According the Mr Chaudhary, the functioning of the public sector banks has not changed even after consolidation or reduction in government holding, and they still have to carry the government agenda. “The final solution is that the government should not own banks. To really reform the financial sector, go the whole hog,” he says.

Mr Chaudhary also warns that the government may not offer another stimulus package at all and the banks have to solve their problems themselves. The banks that have not raised capital or that cannot get refinance from other banks will struggle, he says.

Mr Ghosh says that banking has become challenging because the depositors say that the interest rates are low and the borrowers say that the interest rates are high, and the courts have intervened in the pricing of outstanding loans. “There is a need to balance the interests of depositors, lenders and borrowers,” he says.

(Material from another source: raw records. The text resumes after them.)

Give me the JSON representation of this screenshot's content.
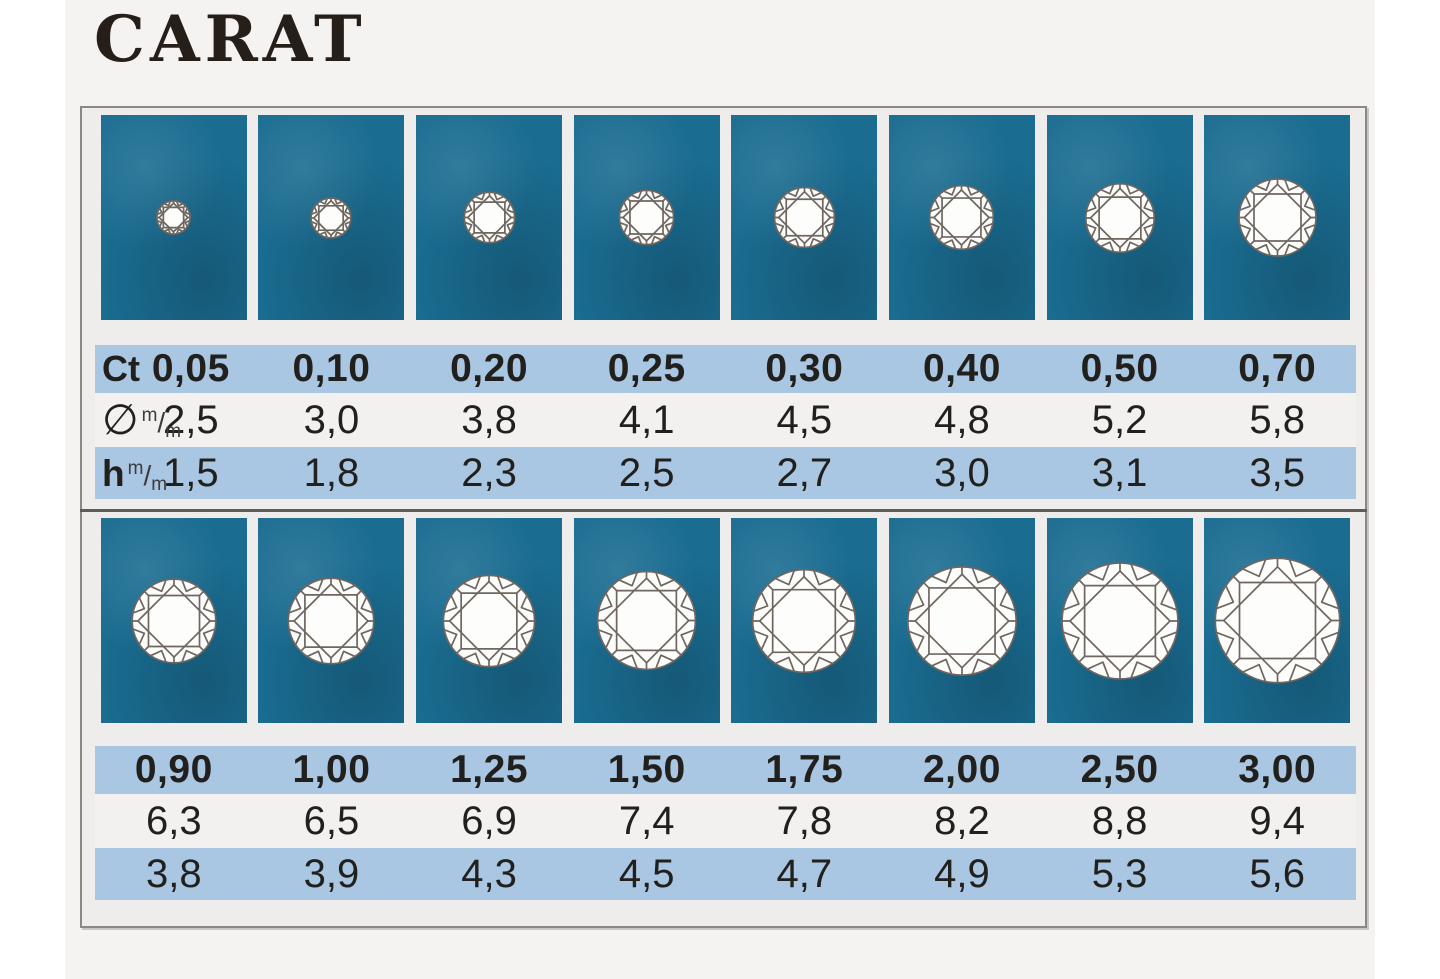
{
  "title": "CARAT",
  "labels": {
    "carat": "Ct",
    "diameter": "∅",
    "height": "h",
    "unit_numerator": "m",
    "unit_slash": "/",
    "unit_denominator": "m"
  },
  "colors": {
    "felt_teal": "#1a6c91",
    "table_band_blue": "#a9c6e2",
    "table_light_row": "#f2f1ef",
    "panel_background": "#eeedeb",
    "panel_border": "#8a8884",
    "text_dark": "#22201d",
    "title_dark": "#261e19"
  },
  "groups": [
    {
      "stones": [
        {
          "ct": "0,05",
          "d": "2,5",
          "h": "1,5",
          "mm": 2.5
        },
        {
          "ct": "0,10",
          "d": "3,0",
          "h": "1,8",
          "mm": 3.0
        },
        {
          "ct": "0,20",
          "d": "3,8",
          "h": "2,3",
          "mm": 3.8
        },
        {
          "ct": "0,25",
          "d": "4,1",
          "h": "2,5",
          "mm": 4.1
        },
        {
          "ct": "0,30",
          "d": "4,5",
          "h": "2,7",
          "mm": 4.5
        },
        {
          "ct": "0,40",
          "d": "4,8",
          "h": "3,0",
          "mm": 4.8
        },
        {
          "ct": "0,50",
          "d": "5,2",
          "h": "3,1",
          "mm": 5.2
        },
        {
          "ct": "0,70",
          "d": "5,8",
          "h": "3,5",
          "mm": 5.8
        }
      ]
    },
    {
      "stones": [
        {
          "ct": "0,90",
          "d": "6,3",
          "h": "3,8",
          "mm": 6.3
        },
        {
          "ct": "1,00",
          "d": "6,5",
          "h": "3,9",
          "mm": 6.5
        },
        {
          "ct": "1,25",
          "d": "6,9",
          "h": "4,3",
          "mm": 6.9
        },
        {
          "ct": "1,50",
          "d": "7,4",
          "h": "4,5",
          "mm": 7.4
        },
        {
          "ct": "1,75",
          "d": "7,8",
          "h": "4,7",
          "mm": 7.8
        },
        {
          "ct": "2,00",
          "d": "8,2",
          "h": "4,9",
          "mm": 8.2
        },
        {
          "ct": "2,50",
          "d": "8,8",
          "h": "5,3",
          "mm": 8.8
        },
        {
          "ct": "3,00",
          "d": "9,4",
          "h": "5,6",
          "mm": 9.4
        }
      ]
    }
  ],
  "chart_data": {
    "type": "table",
    "title": "CARAT",
    "columns": [
      "carat (Ct)",
      "diameter ∅ (mm)",
      "height h (mm)"
    ],
    "records": [
      [
        0.05,
        2.5,
        1.5
      ],
      [
        0.1,
        3.0,
        1.8
      ],
      [
        0.2,
        3.8,
        2.3
      ],
      [
        0.25,
        4.1,
        2.5
      ],
      [
        0.3,
        4.5,
        2.7
      ],
      [
        0.4,
        4.8,
        3.0
      ],
      [
        0.5,
        5.2,
        3.1
      ],
      [
        0.7,
        5.8,
        3.5
      ],
      [
        0.9,
        6.3,
        3.8
      ],
      [
        1.0,
        6.5,
        3.9
      ],
      [
        1.25,
        6.9,
        4.3
      ],
      [
        1.5,
        7.4,
        4.5
      ],
      [
        1.75,
        7.8,
        4.7
      ],
      [
        2.0,
        8.2,
        4.9
      ],
      [
        2.5,
        8.8,
        5.3
      ],
      [
        3.0,
        9.4,
        5.6
      ]
    ]
  }
}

Credit growth is in the rural areas and big banks need to develop a different cadre for that market because MBAs are of little help there, according to Mr Ghosh. “In the rural areas people have money but not the banking services,” he says, adding that if rural people could have credit, they would consume more. “Lending in rural areas is not a charity,” says Mr Ghosh, and asks the regulator and the banks to change their mindset.

Mr Kanoria argues that solving the problems of the real economy will automatically solve the problems of the banking and the financial sector. “Financial reforms without real sector reforms will lead to further NPAs,” he says. He emphasizes that the liquidity of NBFCs will not improve unless infrastructure companies and MSMEs make money.

“Interest rate cuts will have no impact on credit offtake because the borrowers who need more money will not get it at low rates, especially when borrowers do not have the cashflow to pay back,” says Mr Kanoria. He argues for a commercial settlement between the borrower and the lender to clean the slate instead of relying on a regulatory prescription. He points out that bank lending under the credit guarantee scheme is slow and for the next one and a half years, no dramatic improvement can be expected in MSMEs’ liquidity.

Mr Kanoria also argued for the release of the Rs 8 lakh crore of infrastructure contractors that are stuck with the government. “If the government releases that money, the borrowers can pay back the bankers and bankers can lend more,” he says, adding that if the government does not have the money, it can issue bonds to pay the contractors.

Mr Chaudhary compliments RBI for imposing additional provisioning on banks for restructuring loans, but he is not excited by inclusion of startups in the priority sector lending category. He says that not all banks want to lend to startups as they do not want to lose the principal amount.